Half a world away, a dear friend had sent the urgent message to a group of us who were praying along with her as she journeyed to help others in a dangerous area of the world. Reading her brief message, my heart started pounding and I began what felt like an endless litany of unceasing prayer, even as I checked my phone compulsively for updates.
As I kept my silent vigil, my eyes strayed around the baby’s room. A warm bed, soft blankets, comfort and safety.
In that moment, all the things I took for granted took on a new significance. Because although I knew the reasons my friend was called to serve others, and wholeheartedly approved of the passion and conviction that had led her to that place — selfishly, I wanted her safety more. I wanted her to be there, with me, in the comfort of my home.
And instead of the faceless people I feel compassion for in a removed sense, I could picture my friend. We were pregnant at the same time, have children the same age, have taken vacations together. I have her recipe for zuppa toscana. We’ve shed tears together, laughed over coffee.

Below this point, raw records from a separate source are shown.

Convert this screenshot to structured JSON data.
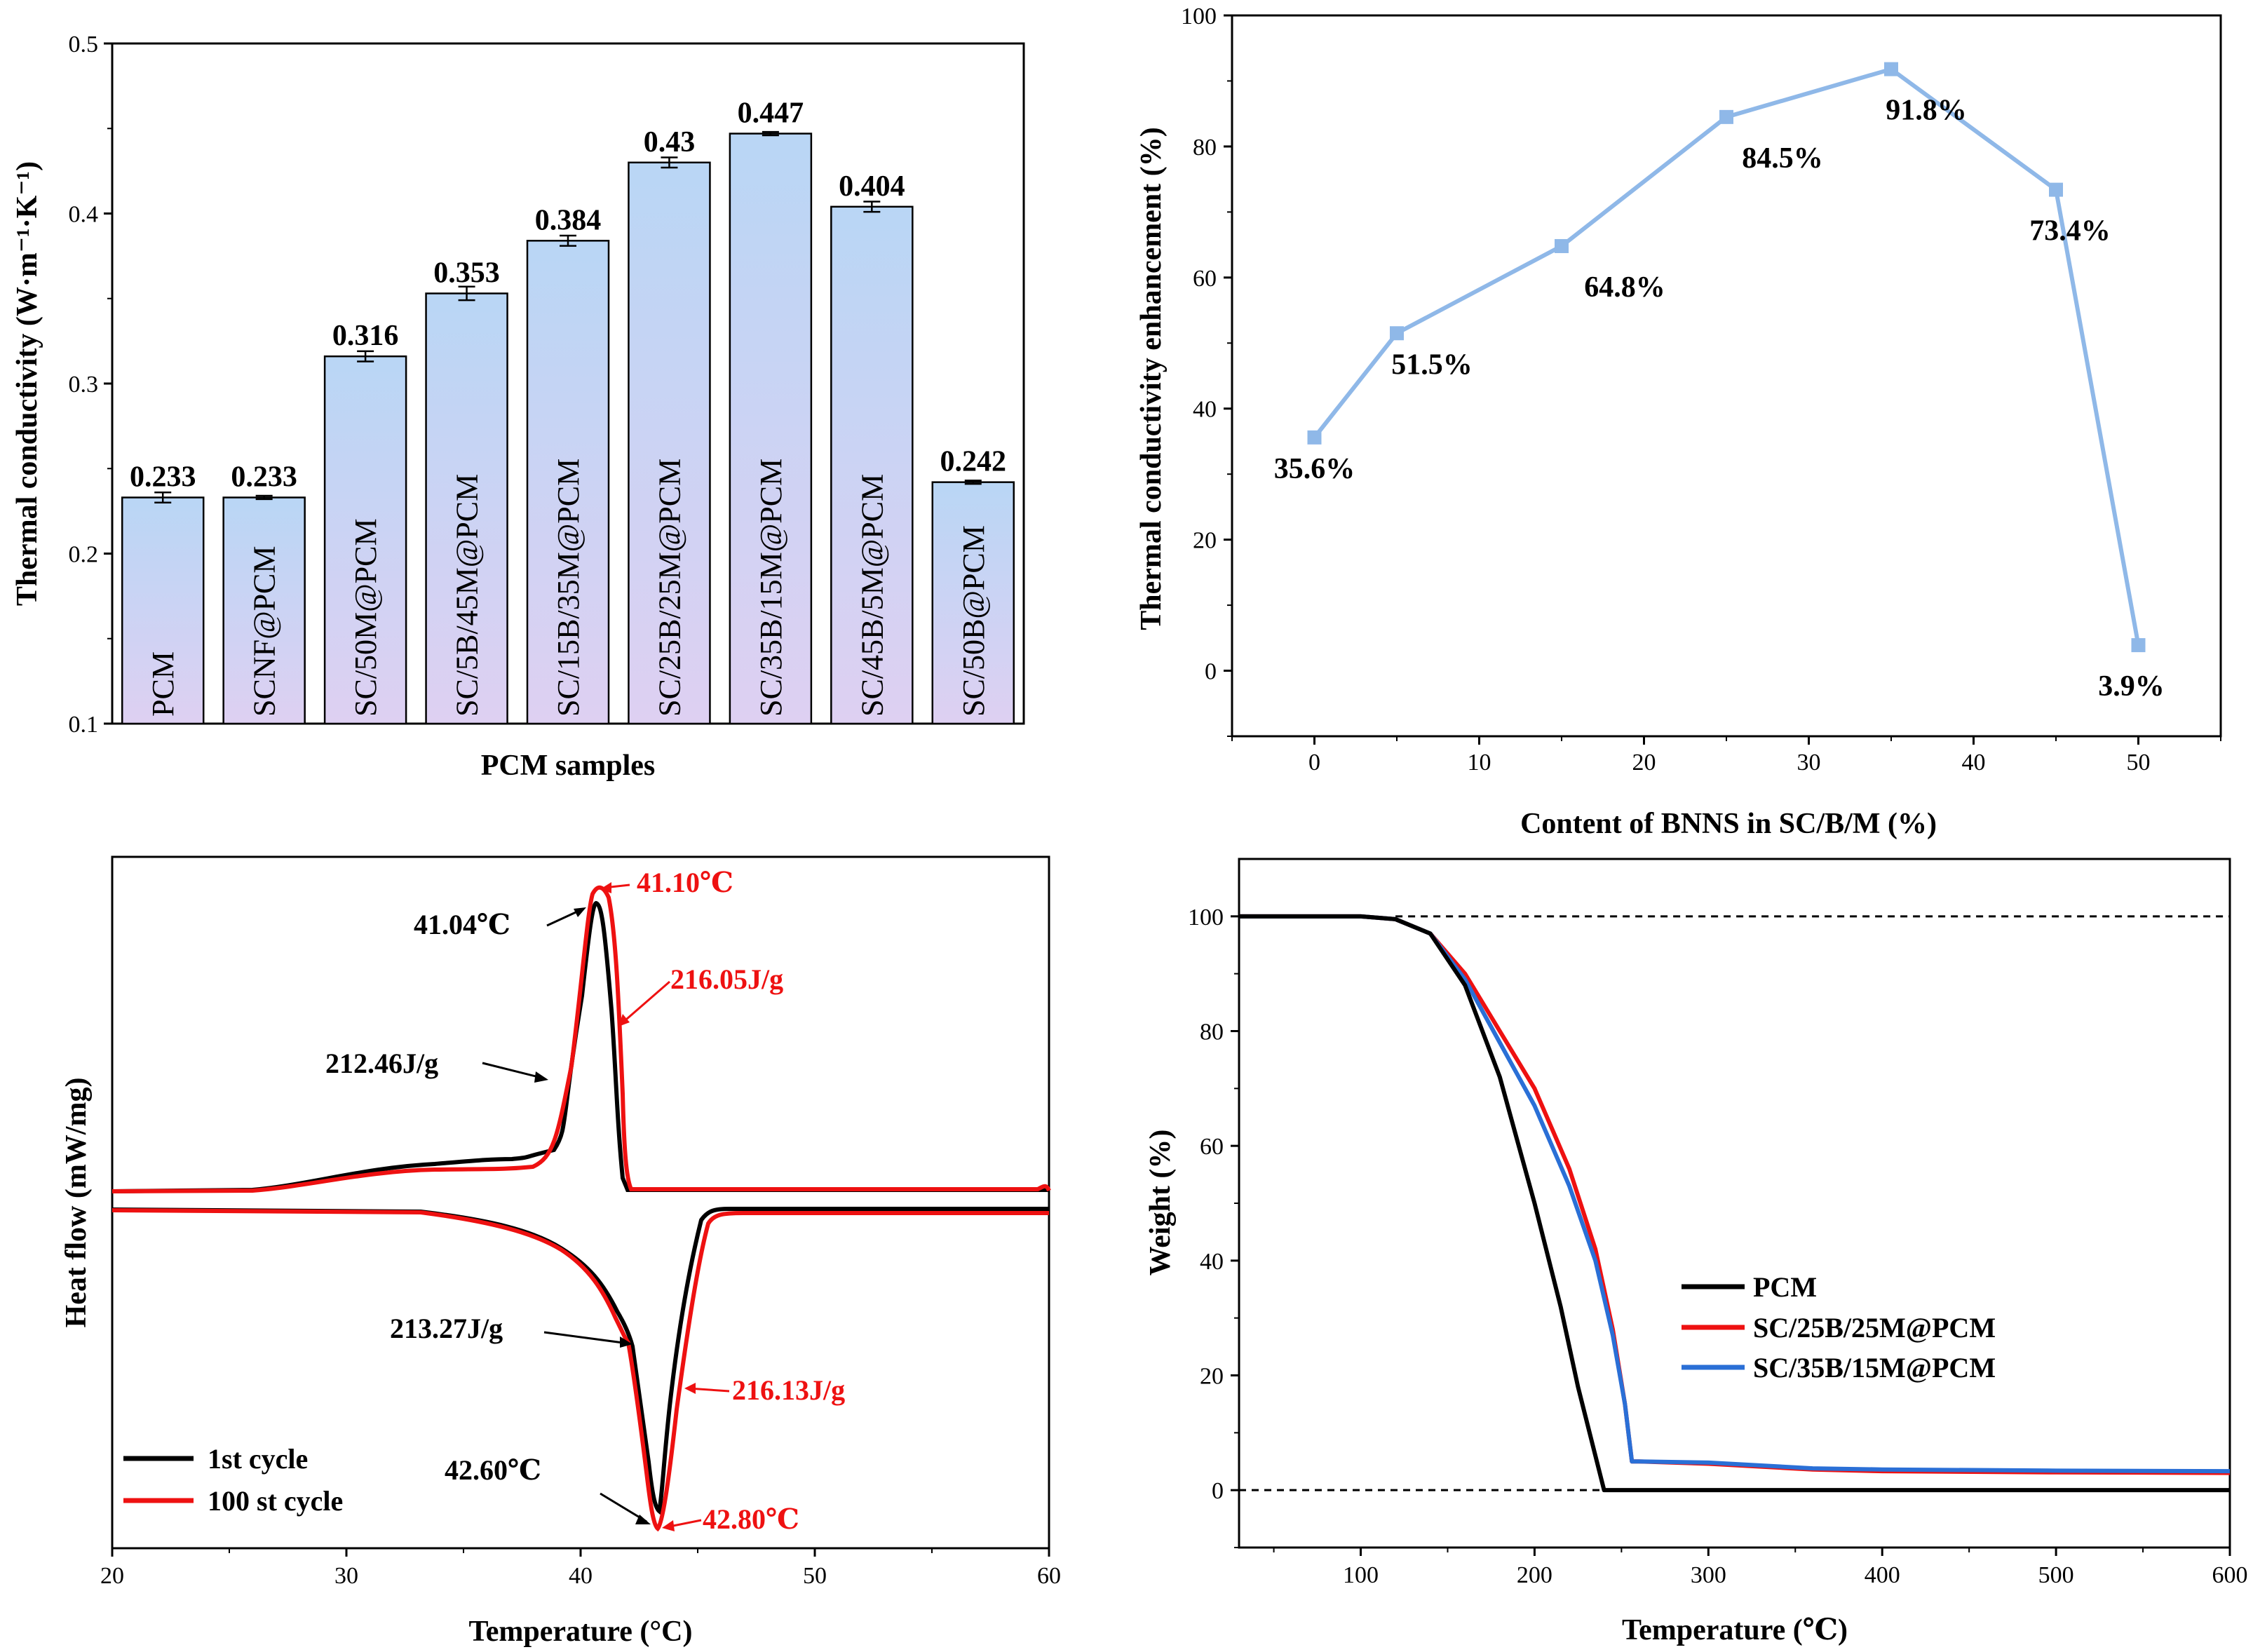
{
  "chart_data": [
    {
      "type": "bar",
      "categories": [
        "PCM",
        "SCNF@PCM",
        "SC/50M@PCM",
        "SC/5B/45M@PCM",
        "SC/15B/35M@PCM",
        "SC/25B/25M@PCM",
        "SC/35B/15M@PCM",
        "SC/45B/5M@PCM",
        "SC/50B@PCM"
      ],
      "values": [
        0.233,
        0.233,
        0.316,
        0.353,
        0.384,
        0.43,
        0.447,
        0.404,
        0.242
      ],
      "value_labels": [
        "0.233",
        "0.233",
        "0.316",
        "0.353",
        "0.384",
        "0.43",
        "0.447",
        "0.404",
        "0.242"
      ],
      "errors": [
        0.003,
        0.001,
        0.003,
        0.004,
        0.003,
        0.003,
        0.001,
        0.003,
        0.001
      ],
      "xlabel": "PCM samples",
      "ylabel": "Thermal conductivity (W·m⁻¹·K⁻¹)",
      "ylim": [
        0.1,
        0.5
      ],
      "yticks": [
        "0.1",
        "0.2",
        "0.3",
        "0.4",
        "0.5"
      ],
      "bar_gradient": [
        "#b9d6f5",
        "#ded0f2"
      ]
    },
    {
      "type": "line",
      "x": [
        0,
        5,
        15,
        25,
        35,
        45,
        50
      ],
      "y": [
        35.6,
        51.5,
        64.8,
        84.5,
        91.8,
        73.4,
        3.9
      ],
      "point_labels": [
        "35.6%",
        "51.5%",
        "64.8%",
        "84.5%",
        "91.8%",
        "73.4%",
        "3.9%"
      ],
      "xlabel": "Content of BNNS in SC/B/M (%)",
      "ylabel": "Thermal conductivity enhancement (%)",
      "xlim": [
        -5,
        55
      ],
      "ylim": [
        -10,
        100
      ],
      "xticks": [
        "0",
        "10",
        "20",
        "30",
        "40",
        "50"
      ],
      "yticks": [
        "0",
        "20",
        "40",
        "60",
        "80",
        "100"
      ],
      "color": "#8fb8e8"
    },
    {
      "type": "line",
      "xlabel": "Temperature (°C)",
      "ylabel": "Heat flow (mW/mg)",
      "xlim": [
        20,
        60
      ],
      "xticks": [
        "20",
        "30",
        "40",
        "50",
        "60"
      ],
      "series": [
        {
          "name": "1st cycle",
          "color": "#000000"
        },
        {
          "name": "100 st cycle",
          "color": "#ee1111"
        }
      ],
      "annotations": [
        {
          "text": "41.04℃",
          "color": "#000000"
        },
        {
          "text": "41.10℃",
          "color": "#ee1111"
        },
        {
          "text": "212.46J/g",
          "color": "#000000"
        },
        {
          "text": "216.05J/g",
          "color": "#ee1111"
        },
        {
          "text": "213.27J/g",
          "color": "#000000"
        },
        {
          "text": "216.13J/g",
          "color": "#ee1111"
        },
        {
          "text": "42.60℃",
          "color": "#000000"
        },
        {
          "text": "42.80℃",
          "color": "#ee1111"
        }
      ],
      "legend": "bottom-left"
    },
    {
      "type": "line",
      "xlabel": "Temperature (℃)",
      "ylabel": "Weight (%)",
      "xlim": [
        30,
        600
      ],
      "ylim": [
        -10,
        110
      ],
      "xticks": [
        "100",
        "200",
        "300",
        "400",
        "500",
        "600"
      ],
      "yticks": [
        "0",
        "20",
        "40",
        "60",
        "80",
        "100"
      ],
      "series": [
        {
          "name": "PCM",
          "color": "#000000",
          "x": [
            30,
            100,
            120,
            140,
            160,
            180,
            200,
            215,
            225,
            235,
            240,
            250,
            300,
            400,
            500,
            600
          ],
          "y": [
            100,
            100,
            99.5,
            97,
            88,
            72,
            50,
            32,
            18,
            6,
            0,
            0,
            0,
            0,
            0,
            0
          ]
        },
        {
          "name": "SC/25B/25M@PCM",
          "color": "#ee1111",
          "x": [
            30,
            100,
            120,
            140,
            160,
            180,
            200,
            220,
            235,
            245,
            252,
            256,
            260,
            300,
            360,
            400,
            500,
            600
          ],
          "y": [
            100,
            100,
            99.5,
            97,
            90,
            80,
            70,
            56,
            42,
            28,
            15,
            5,
            5,
            4.6,
            3.6,
            3.3,
            3.1,
            3.0
          ]
        },
        {
          "name": "SC/35B/15M@PCM",
          "color": "#2a6fd6",
          "x": [
            30,
            100,
            120,
            140,
            160,
            180,
            200,
            220,
            235,
            245,
            252,
            256,
            260,
            300,
            360,
            400,
            500,
            600
          ],
          "y": [
            100,
            100,
            99.5,
            97,
            89,
            78,
            67,
            53,
            40,
            27,
            15,
            5,
            5,
            4.8,
            3.8,
            3.6,
            3.4,
            3.3
          ]
        }
      ],
      "legend": "center-right"
    }
  ]
}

I know her. And because I do, suddenly I don’t feel quite so brave.
You see, it’s easy to talk about compassion and kindness and how we can make changes in the world. It feels good to send school supplies and clothes, money and prayers. It’s convenient to click a button to make an online donation, or stop midway through my errands to drop something off.

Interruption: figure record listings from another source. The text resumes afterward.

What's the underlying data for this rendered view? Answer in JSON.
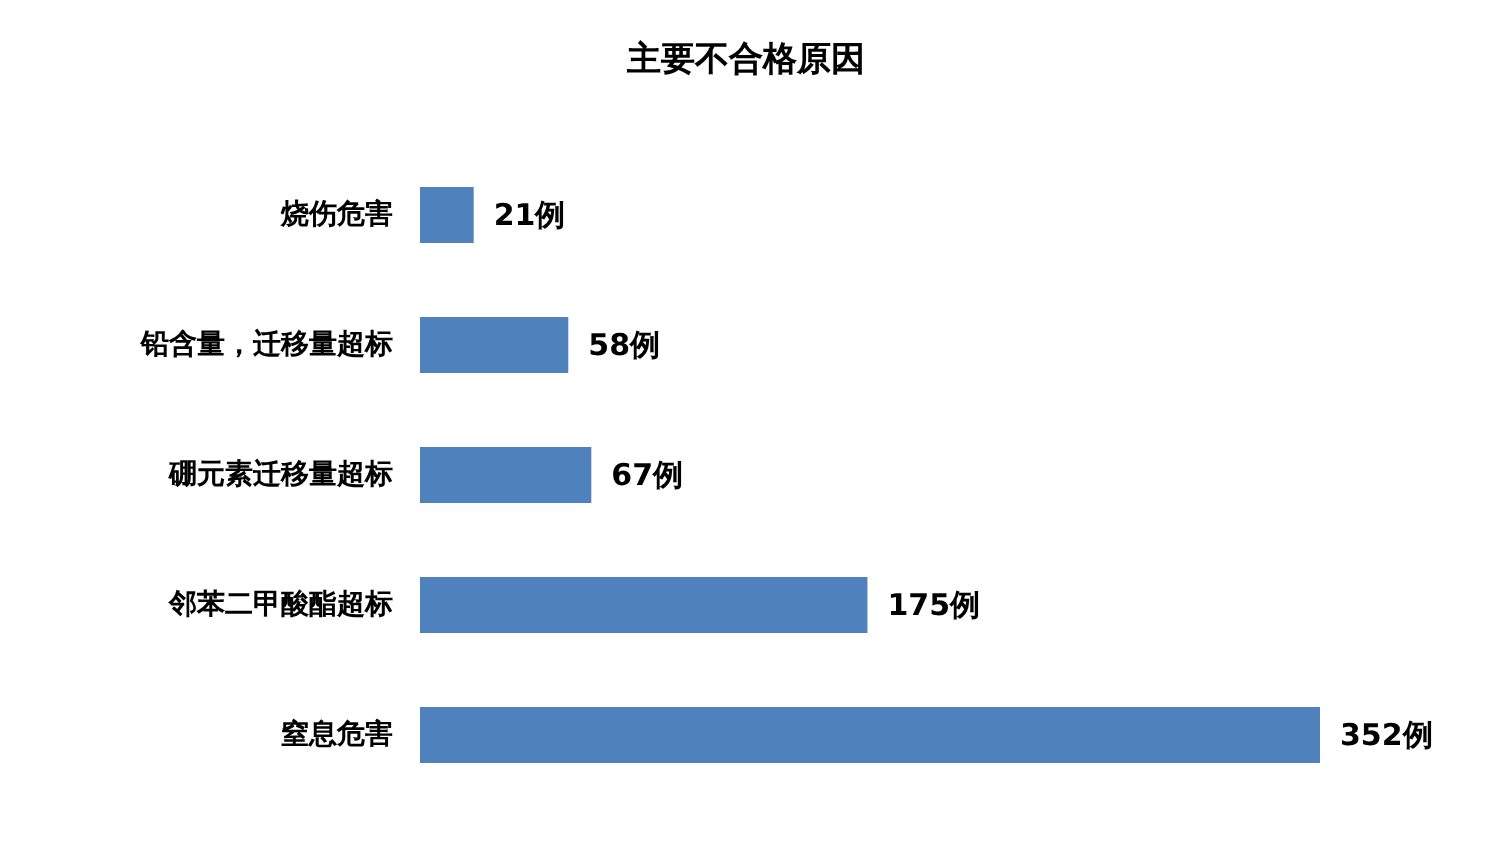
{
  "chart_data": {
    "type": "bar",
    "orientation": "horizontal",
    "title": "主要不合格原因",
    "categories": [
      "烧伤危害",
      "铅含量，迁移量超标",
      "硼元素迁移量超标",
      "邻苯二甲酸酯超标",
      "窒息危害"
    ],
    "values": [
      21,
      58,
      67,
      175,
      352
    ],
    "color": "#4f81bd",
    "value_labels": [
      "21例",
      "58例",
      "67例",
      "175例",
      "352例"
    ],
    "tick_labels": "y",
    "grid": false
  }
}
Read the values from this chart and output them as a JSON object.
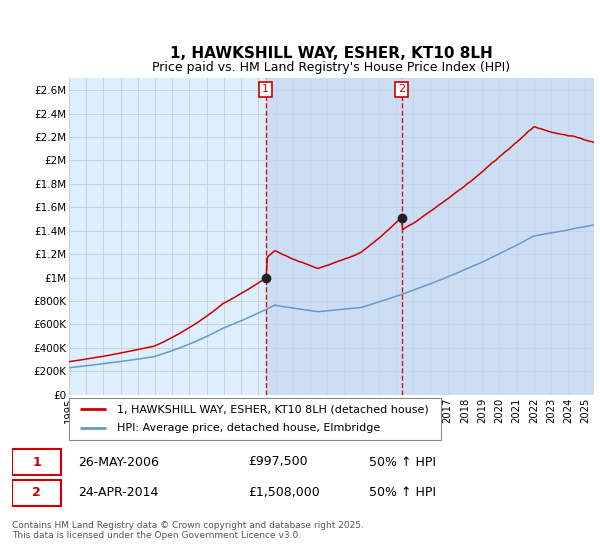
{
  "title": "1, HAWKSHILL WAY, ESHER, KT10 8LH",
  "subtitle": "Price paid vs. HM Land Registry's House Price Index (HPI)",
  "ylim": [
    0,
    2700000
  ],
  "yticks": [
    0,
    200000,
    400000,
    600000,
    800000,
    1000000,
    1200000,
    1400000,
    1600000,
    1800000,
    2000000,
    2200000,
    2400000,
    2600000
  ],
  "ytick_labels": [
    "£0",
    "£200K",
    "£400K",
    "£600K",
    "£800K",
    "£1M",
    "£1.2M",
    "£1.4M",
    "£1.6M",
    "£1.8M",
    "£2M",
    "£2.2M",
    "£2.4M",
    "£2.6M"
  ],
  "xlim_start": 1995.0,
  "xlim_end": 2025.5,
  "purchase1_x": 2006.42,
  "purchase1_y": 997500,
  "purchase2_x": 2014.32,
  "purchase2_y": 1508000,
  "line1_color": "#cc0000",
  "line2_color": "#6699cc",
  "grid_color": "#cccccc",
  "bg_color": "#ddeeff",
  "span_color": "#c5d8f0",
  "legend_line1": "1, HAWKSHILL WAY, ESHER, KT10 8LH (detached house)",
  "legend_line2": "HPI: Average price, detached house, Elmbridge",
  "note1_num": "1",
  "note1_date": "26-MAY-2006",
  "note1_price": "£997,500",
  "note1_change": "50% ↑ HPI",
  "note2_num": "2",
  "note2_date": "24-APR-2014",
  "note2_price": "£1,508,000",
  "note2_change": "50% ↑ HPI",
  "footer": "Contains HM Land Registry data © Crown copyright and database right 2025.\nThis data is licensed under the Open Government Licence v3.0."
}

But in the midst of life-threatening concerns, my good intentions felt hollow. How much I take this life, this comfort, this safety for granted. The reality is: Being brave is scary.
If I’m honest, I’m not always brave. I make my husband attend parent-teacher conferences because I’m afraid I’ll get emotional in talking through my child’s triumphs and challenges. The thought of public speaking makes me want to vomit. I like to dream up our Advent Acts but really hope my husband will help me follow through on them. I don’t like calling strangers — ever.
I’m working on overcoming my fears. This quote from Glennon Melton on the link between fear and bravery says it so well:
“Kind people are brave people. Brave is not something you should wait to feel. Brave is a decision. It is a decision that compassion is more important than fear, than fitting in, than following the crowd.”
I once heard a speaker talk about how her parents had adopted several children, despite the challenges they faced in doing so. When she asked her dad why, he simply paused and told her: “I have a hard time saying no to a need I know I can fill.”
You see, mercy ends when our compassion is marked by inaction, when our comfort weighs more heavily in the balance than our care for others.
Maybe that’s you, waiting on the sidelines. It’s me sometimes, too. Can you and I start by resolving to say yes more? Yes, I can fill that need. Yes, I will help you with that event. Yes, I will take that next step. Yes, I will move beyond the safety and familiarity of my comfort zone. Yes, yes, yes.
Great encouragement, Kristin! We need to be more brave! Praying for our journeys 🙂
Thank you, I appreciate that! Praying for you today, too.